I have just come back but used the someport tunnel..

I understand the new toll section is 2 x €2.60.. for the bit that used to be free, cant see a viable way around it as roads not that good if you just want to head straight down.. 

You also have the original toll fee's for the section down by Bayonne and on to the border. Never done it in a van so unsure how much that section is..


----------



## BrianJP (Sep 17, 2010)

Just stay on the toll road.You will use far more fuel trying to avoid it than the toll costs.The french have designed it that way .Its only E5.20 !


----------



## peedee (May 10, 2005)

Isn't the toll for commercial vehicles only?

peedee


----------



## BrianJP (Sep 17, 2010)

No all vehicles


----------



## sideways (Jun 2, 2008)

Thanks for that, i envisaged it being quite costly and will have no probs with that, Steve how did you rate the Somport tunnel and do you have the route please, I,m going solo this time and had wondered about going that way.


----------



## tonka (Apr 24, 2006)

sideways said:


> Thanks for that, i envisaged it being quite costly and will have no probs with that, Steve how did you rate the Somport tunnel and do you have the route please, I,m going solo this time and had wondered about going that way.


I use someport a lot but not in winter... Spanish side is a lot better than French but French side is very scenic...

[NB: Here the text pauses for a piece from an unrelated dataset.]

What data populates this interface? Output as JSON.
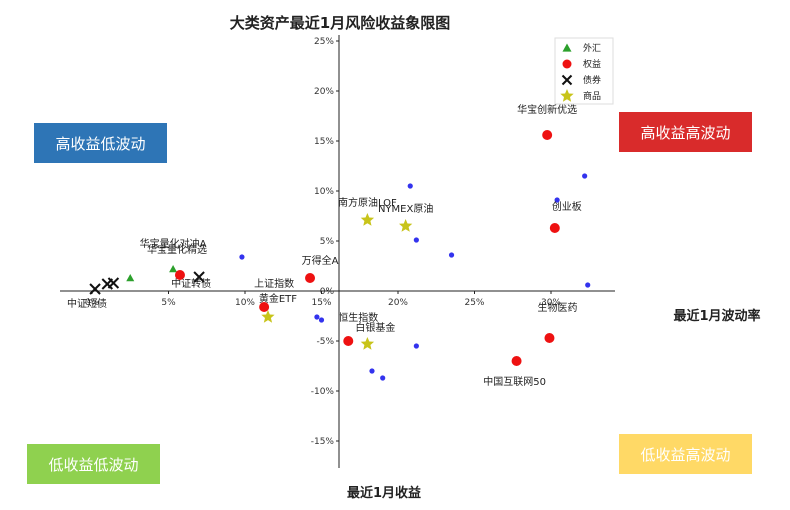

A63 down to start of toll section. Bear off to Mont de Marsan - Orthez - Oloron st Marie and then on to the tunnel. Mixed road types but no serious big hill climbing... Huesca down is like a motorway and all free.


----------



## peedee (May 10, 2005)

BrianJP said:


> No all vehicles


Thanks is 5.20 euros a flat rate or are there different categories?
peedee


----------



## teemyob (Nov 22, 2005)

BrianJP said:


> Just stay on the toll road.You will use far more fuel trying to avoid it than the toll costs.The french have designed it that way .Its only E5.20 !


We used it this week, think it is the only toll we dont have a receipt for. Our vehicle was class II (not motorhome). I think it was around 9 Euros


----------



## almaniac (Jun 12, 2013)

Hi.

We came back home end of April just as it was starting.
First toll came up E12 but we pressed the help button and got it reduced to E2.60, the second one came up at E17 pressed the button but he would not reduce it as we were a tag towing a trailer so no option.
I think it just depends on the operator at the time.
The annoying thing is friends tow a caravan and always get class 2 even though they have four axles.

Alan


----------



## BrianJP (Sep 17, 2010)

As previously stated its 2 toll sections E2.60 each for class2 vehicles .I have done it 6 times so far this year and far I am concerned its money well spent considering the improvements to this stretch of road. (How much did your MH cost?)


----------



## tonka (Apr 24, 2006)

http://www.a63-atlandes.fr/contenu/f-1f08a5c592c02c28/Tarifs.html

bit of further info..


----------



## Easyriders (May 16, 2011)

Did it in July, 2 lots of €2.60 on new stretches, and still €5.20 for the Bayonne bit. Then on the Spanish side, €2.35 to get past the spaghetti around Irun. 

Well worth it, even though we don't often use toll roads, but sometimes short stretches to get round cities, e.g. round Tours (a nightmare recently because of new tramlines being constructed), and the last bit of the A61 (travelling south) before Clermont Ferrand (get on at J13). This takes you straight to the free A75, and saves about an hour stuck in traffic.


----------